HAENA — One of the sure signs of the new management paradigm for this state park and the adjoining Ha‘ena State Park on Kauai is a truer wilderness experience for people hardy enough to hike 11 miles one-way from Ke‘e Beach to Kalalau Beach.
For decades this section of the state’s largest wilderness park had a wild west atmosphere, with illegal campers and often-times their huge, trashy campsites marring the experience and the environment. This increased management costs due to the need to use helicopters to remove the rubbish.
A large part of the waste stream was generated from illegal campers, who also were serviced by vessels that would bring in cases of alcohol, furniture and food supplies. Backpackers with permits and a wilderness ethic would never consider carrying these heavy, bulky supplies along the rugged and challenging Kalalau Trail. Plus, it wouldn’t be feasible.
Recently, a pair of officers from the state Department of Land and Natural Resources Diision of Conservation and Resource Enforcement issued just three citations to people at Kalalau for closed-area violations.
This is in sharp contrast to visits prior to the park closing for 14 months after severe April 2018 flooding. During earlier law-enforcement sweeps, dozens of people were often criminally cited, and some were arrested.
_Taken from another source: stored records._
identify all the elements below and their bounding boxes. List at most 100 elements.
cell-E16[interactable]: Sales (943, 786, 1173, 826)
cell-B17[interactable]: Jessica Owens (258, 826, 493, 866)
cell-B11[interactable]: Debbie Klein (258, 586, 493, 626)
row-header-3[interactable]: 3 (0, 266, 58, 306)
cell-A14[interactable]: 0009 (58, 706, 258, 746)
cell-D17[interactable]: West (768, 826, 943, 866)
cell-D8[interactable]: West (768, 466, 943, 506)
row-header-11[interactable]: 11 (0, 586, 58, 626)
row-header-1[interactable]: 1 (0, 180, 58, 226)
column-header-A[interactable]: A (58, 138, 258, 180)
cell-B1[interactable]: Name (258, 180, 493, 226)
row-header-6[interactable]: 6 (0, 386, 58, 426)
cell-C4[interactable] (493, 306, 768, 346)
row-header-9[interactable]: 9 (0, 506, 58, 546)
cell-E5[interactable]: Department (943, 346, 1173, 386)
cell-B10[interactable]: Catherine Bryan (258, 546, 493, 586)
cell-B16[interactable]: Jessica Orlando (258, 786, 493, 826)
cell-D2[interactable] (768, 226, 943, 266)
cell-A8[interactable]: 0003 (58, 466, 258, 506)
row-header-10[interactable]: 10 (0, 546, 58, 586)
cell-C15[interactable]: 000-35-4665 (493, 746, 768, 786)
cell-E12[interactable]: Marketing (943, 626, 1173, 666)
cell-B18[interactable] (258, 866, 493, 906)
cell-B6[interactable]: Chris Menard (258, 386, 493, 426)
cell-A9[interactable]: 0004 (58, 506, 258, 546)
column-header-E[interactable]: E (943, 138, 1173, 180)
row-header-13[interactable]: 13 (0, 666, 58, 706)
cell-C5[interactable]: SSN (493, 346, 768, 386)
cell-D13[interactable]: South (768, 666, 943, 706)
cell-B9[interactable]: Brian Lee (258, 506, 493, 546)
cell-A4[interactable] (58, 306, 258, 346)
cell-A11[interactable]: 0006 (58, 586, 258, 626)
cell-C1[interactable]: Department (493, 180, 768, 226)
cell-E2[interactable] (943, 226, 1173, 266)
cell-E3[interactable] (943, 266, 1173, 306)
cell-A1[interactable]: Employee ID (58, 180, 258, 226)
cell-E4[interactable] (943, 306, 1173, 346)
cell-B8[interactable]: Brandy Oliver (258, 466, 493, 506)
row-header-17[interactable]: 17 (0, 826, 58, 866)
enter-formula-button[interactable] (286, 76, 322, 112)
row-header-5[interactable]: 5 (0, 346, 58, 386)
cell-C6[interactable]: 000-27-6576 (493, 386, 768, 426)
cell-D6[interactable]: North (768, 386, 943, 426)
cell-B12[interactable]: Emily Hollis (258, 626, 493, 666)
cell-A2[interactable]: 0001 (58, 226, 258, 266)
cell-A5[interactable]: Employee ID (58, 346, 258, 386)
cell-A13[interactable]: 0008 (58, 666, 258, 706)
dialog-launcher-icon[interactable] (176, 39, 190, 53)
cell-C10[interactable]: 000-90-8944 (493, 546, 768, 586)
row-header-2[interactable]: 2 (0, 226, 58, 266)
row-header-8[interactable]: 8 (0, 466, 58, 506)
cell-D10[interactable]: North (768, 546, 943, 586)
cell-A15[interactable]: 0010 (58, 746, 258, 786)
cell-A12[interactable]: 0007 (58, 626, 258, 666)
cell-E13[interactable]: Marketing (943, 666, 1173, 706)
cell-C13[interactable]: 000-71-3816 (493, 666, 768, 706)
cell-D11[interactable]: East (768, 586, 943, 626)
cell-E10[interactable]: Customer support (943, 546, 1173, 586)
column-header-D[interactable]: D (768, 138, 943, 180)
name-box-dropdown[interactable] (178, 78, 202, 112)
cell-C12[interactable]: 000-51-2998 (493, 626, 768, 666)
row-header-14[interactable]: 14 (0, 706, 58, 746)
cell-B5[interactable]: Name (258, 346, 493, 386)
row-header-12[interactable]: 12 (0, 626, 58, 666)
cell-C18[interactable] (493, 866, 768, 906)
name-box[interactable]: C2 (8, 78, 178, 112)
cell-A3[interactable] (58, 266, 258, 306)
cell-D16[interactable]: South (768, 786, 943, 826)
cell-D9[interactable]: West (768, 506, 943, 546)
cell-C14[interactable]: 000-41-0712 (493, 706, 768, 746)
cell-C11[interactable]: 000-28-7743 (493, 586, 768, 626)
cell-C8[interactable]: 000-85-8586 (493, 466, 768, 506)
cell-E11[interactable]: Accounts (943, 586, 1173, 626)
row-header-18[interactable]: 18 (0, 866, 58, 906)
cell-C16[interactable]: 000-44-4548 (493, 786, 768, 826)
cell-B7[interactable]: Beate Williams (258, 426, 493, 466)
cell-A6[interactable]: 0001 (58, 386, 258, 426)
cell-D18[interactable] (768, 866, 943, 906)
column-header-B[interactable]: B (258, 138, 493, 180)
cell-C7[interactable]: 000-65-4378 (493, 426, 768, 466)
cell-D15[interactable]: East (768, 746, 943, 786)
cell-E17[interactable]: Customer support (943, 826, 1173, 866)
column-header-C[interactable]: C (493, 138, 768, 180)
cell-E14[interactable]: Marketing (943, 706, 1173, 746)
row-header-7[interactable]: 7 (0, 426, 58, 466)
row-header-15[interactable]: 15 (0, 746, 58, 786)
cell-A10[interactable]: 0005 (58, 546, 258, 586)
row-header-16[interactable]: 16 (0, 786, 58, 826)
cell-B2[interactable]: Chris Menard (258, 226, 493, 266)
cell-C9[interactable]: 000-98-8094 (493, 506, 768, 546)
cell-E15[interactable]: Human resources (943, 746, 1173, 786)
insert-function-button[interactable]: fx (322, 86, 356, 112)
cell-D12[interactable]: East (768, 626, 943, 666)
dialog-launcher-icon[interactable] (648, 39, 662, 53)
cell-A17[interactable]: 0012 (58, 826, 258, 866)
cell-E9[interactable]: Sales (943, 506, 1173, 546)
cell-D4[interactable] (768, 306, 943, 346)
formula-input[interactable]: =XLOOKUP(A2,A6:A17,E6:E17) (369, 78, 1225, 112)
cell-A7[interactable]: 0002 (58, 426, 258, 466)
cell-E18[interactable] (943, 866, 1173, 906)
DOCARE Enforcement Chief Jason Redulla said “It’s heartening to see that the limits on visitors at the parks entrance is having the desired and positive effect of less illegal activity at Kalalau Beach.”
DOCARE Officers Jeff Garcia and Otis Ingram recently flew into the area and walked the entire length of the beach and adjacent designated camping area. They encountered 25 or 30 campers, most of whom produced valid permits. The three who were cited are required to make court appearances and could face fines or jail time.
“We got a lot of positive feedback from the legal campers that Kalalau was quiet, mostly trash-free and devoid of long-term squatters who used to claim prime camp spots and in some cases were conducting illegal activities from those spots,” Garcia said. “Recently, officers cited a man who was conducting illegal commercial operations — bringing people to the wilderness park by boat or jet ski. The man was been cited repeatedly for the same violation.”
The officers and interpretive technicians with the DLNR Division of State Parks observed that some campers report others are leaving their trash or equipment behind. This is not only unsightly but forces the division to fly sling-loads of rubbish out by helicopter, which is very expensive.
State Parks Assistant Administrator Alan Carpenter reminds anyone camping or hiking here or anywhere in Hawaii to pack out what they carry in. As an archaeologist, Carpenter is also responsible for the protection of the many Native Hawaiian cultural features along Napali Coast.
“With way too many people in the backcountry prior to closing the park, we were seeing rock walls being dismantled, heiau being destroyed, ancient taro lo‘i being trampled and great disrespect,” he said. “We hope with many fewer people in the parks at one time, the presence of our rangers (interpretive technicians) and continued surprise visits from DOCARE officers, we’ll see an end to this disrespectful and unlawful type of activity.”
At Kalalau, the foundation is in for a new wilderness cabin where rangers will be stationed in order to have a continuous presence at trail’s end.
While the park rangers don’t have law-enforcement powers, DOCARE officers and emergency responders are a satellite phone call away.
The state Legislature provided funding for three ranger positions after recognizing the need for “boots on the ground” to help educate visitors about wilderness behavior, to provide trail, weather and safety information, and to have immediate contact with law enforcement or first responders when needed.
“What’s happening at both Ha‘ena and Napali is exactly what we hoped for when we had the opportunity to provide many infrastructure enhancements to the parks, to limit the number of daily visitors, and to have staff there all the time,” Carpenter said.
”However, we’re finding that despite the better management and reduced numbers, some visitors lack a wilderness ethic. This is a leave-no-trace area. If you pack it in, you need to pack it out. Leaving equipment and food behind for others only enables illegal and unprepared campers. Overall, six months in, we’re very pleased with what we’re seeing.”